El estudio se titula “Una débil base científica en la consideración de los videojuegos como adicción: seamos cautos” (A Weak Scientific Basis for Gaming Disorder: Let us err on the side of caution). Considera que "existe mucha confusión –incluso entre los que defienden el diagnostico- sobre qué es exactamente la adicción a los videojuegos".

Dicen los autores que "la calidad de base empírica existente es baja" y que "formalizar un tipo de conducta como desorden mental con la intención de profundizar en una investigación colisiona con su objetivo clínico". Además, "no se ha aplicado (aún) ningún estándar científico sólido".

El trabajo, que aparecerá en breve en Journal of Behavioral Addictions, considera que "su formalización podría ser producto de un “pánico moral” que puede contribuir a incrementar". Una adicción, dicen estos expertos, "debería ser establecida de forma clara y sin ambages antes de formalizarla como desorden en el sistema de clasificación de enfermedades".

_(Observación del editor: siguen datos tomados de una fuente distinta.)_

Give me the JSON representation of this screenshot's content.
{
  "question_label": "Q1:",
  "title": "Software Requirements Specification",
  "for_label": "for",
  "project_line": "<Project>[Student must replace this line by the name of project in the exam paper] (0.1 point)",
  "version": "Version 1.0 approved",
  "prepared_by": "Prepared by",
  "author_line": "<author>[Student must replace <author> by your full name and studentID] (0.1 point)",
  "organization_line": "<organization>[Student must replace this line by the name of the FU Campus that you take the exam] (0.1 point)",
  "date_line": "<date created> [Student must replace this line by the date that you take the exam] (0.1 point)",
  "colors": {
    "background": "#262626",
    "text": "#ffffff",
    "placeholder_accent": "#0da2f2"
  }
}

La Unión de Videojuegos de Brasil, la Asociación de Entretenimiento Interactivo de Sudáfrica y la Asociación de la Industria del Videojuego de Corea del Sur (K-Games) se han unido a sus homólogos de 22 países, incluida la Asociación Española de Videojuegos (AEVI), en instar a la OMS a revertir su plan de incluir a los videojuegos en su clasificación de adicciones.

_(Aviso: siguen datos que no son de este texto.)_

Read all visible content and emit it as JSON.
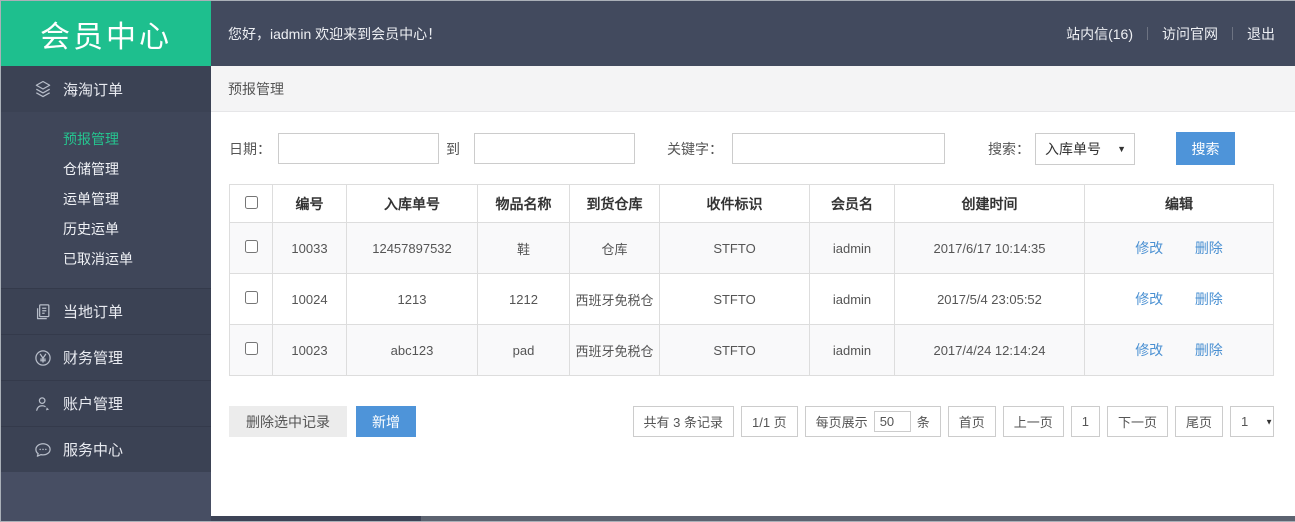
{
  "brand": {
    "title": "会员中心"
  },
  "topbar": {
    "welcome": "您好，iadmin  欢迎来到会员中心！",
    "links": [
      {
        "label": "站内信(16)"
      },
      {
        "label": "访问官网"
      },
      {
        "label": "退出"
      }
    ]
  },
  "sidebar": {
    "sections": [
      {
        "label": "海淘订单",
        "icon": "layers-icon",
        "active": true,
        "children": [
          {
            "label": "预报管理",
            "active": true
          },
          {
            "label": "仓储管理"
          },
          {
            "label": "运单管理"
          },
          {
            "label": "历史运单"
          },
          {
            "label": "已取消运单"
          }
        ]
      },
      {
        "label": "当地订单",
        "icon": "document-icon"
      },
      {
        "label": "财务管理",
        "icon": "yen-circle-icon"
      },
      {
        "label": "账户管理",
        "icon": "user-icon"
      },
      {
        "label": "服务中心",
        "icon": "chat-bubble-icon"
      }
    ]
  },
  "breadcrumb": {
    "title": "预报管理"
  },
  "filters": {
    "date_label": "日期：",
    "date_from_value": "",
    "to_label": "到",
    "date_to_value": "",
    "keyword_label": "关键字：",
    "keyword_value": "",
    "search_label": "搜索：",
    "search_type_selected": "入库单号",
    "search_button": "搜索"
  },
  "table": {
    "columns": [
      "编号",
      "入库单号",
      "物品名称",
      "到货仓库",
      "收件标识",
      "会员名",
      "创建时间",
      "编辑"
    ],
    "rows": [
      {
        "id": "10033",
        "storage_no": "12457897532",
        "item": "鞋",
        "warehouse": "仓库",
        "receiver_tag": "STFTO",
        "member": "iadmin",
        "created": "2017/6/17 10:14:35"
      },
      {
        "id": "10024",
        "storage_no": "1213",
        "item": "1212",
        "warehouse": "西班牙免税仓",
        "receiver_tag": "STFTO",
        "member": "iadmin",
        "created": "2017/5/4 23:05:52"
      },
      {
        "id": "10023",
        "storage_no": "abc123",
        "item": "pad",
        "warehouse": "西班牙免税仓",
        "receiver_tag": "STFTO",
        "member": "iadmin",
        "created": "2017/4/24 12:14:24"
      }
    ],
    "row_actions": {
      "edit": "修改",
      "delete": "删除"
    }
  },
  "actions": {
    "delete_selected": "删除选中记录",
    "add_new": "新增"
  },
  "pagination": {
    "total": "共有 3 条记录",
    "page_info": "1/1 页",
    "per_page_prefix": "每页展示",
    "per_page_value": "50",
    "per_page_suffix": "条",
    "first": "首页",
    "prev": "上一页",
    "current": "1",
    "next": "下一页",
    "last": "尾页",
    "page_select_value": "1"
  },
  "colors": {
    "brand_green": "#1ebf8e",
    "topbar_navy": "#424a5e",
    "sidebar_navy": "#3b4254",
    "link_blue": "#4a90d2",
    "button_blue": "#4e94d9"
  }
}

"La oposición mundial a la controvertida propuesta de la OMS de clasificar la adicción a los videojuegos sigue creciendo", en palabras de Simon Little, director general de la federación europea Interactive Software Federation Europe. “El proceso de la OMS ha carecido de transparencia, está muy sesgado y carece de base científica. Instamos a detener el proceso", concluye.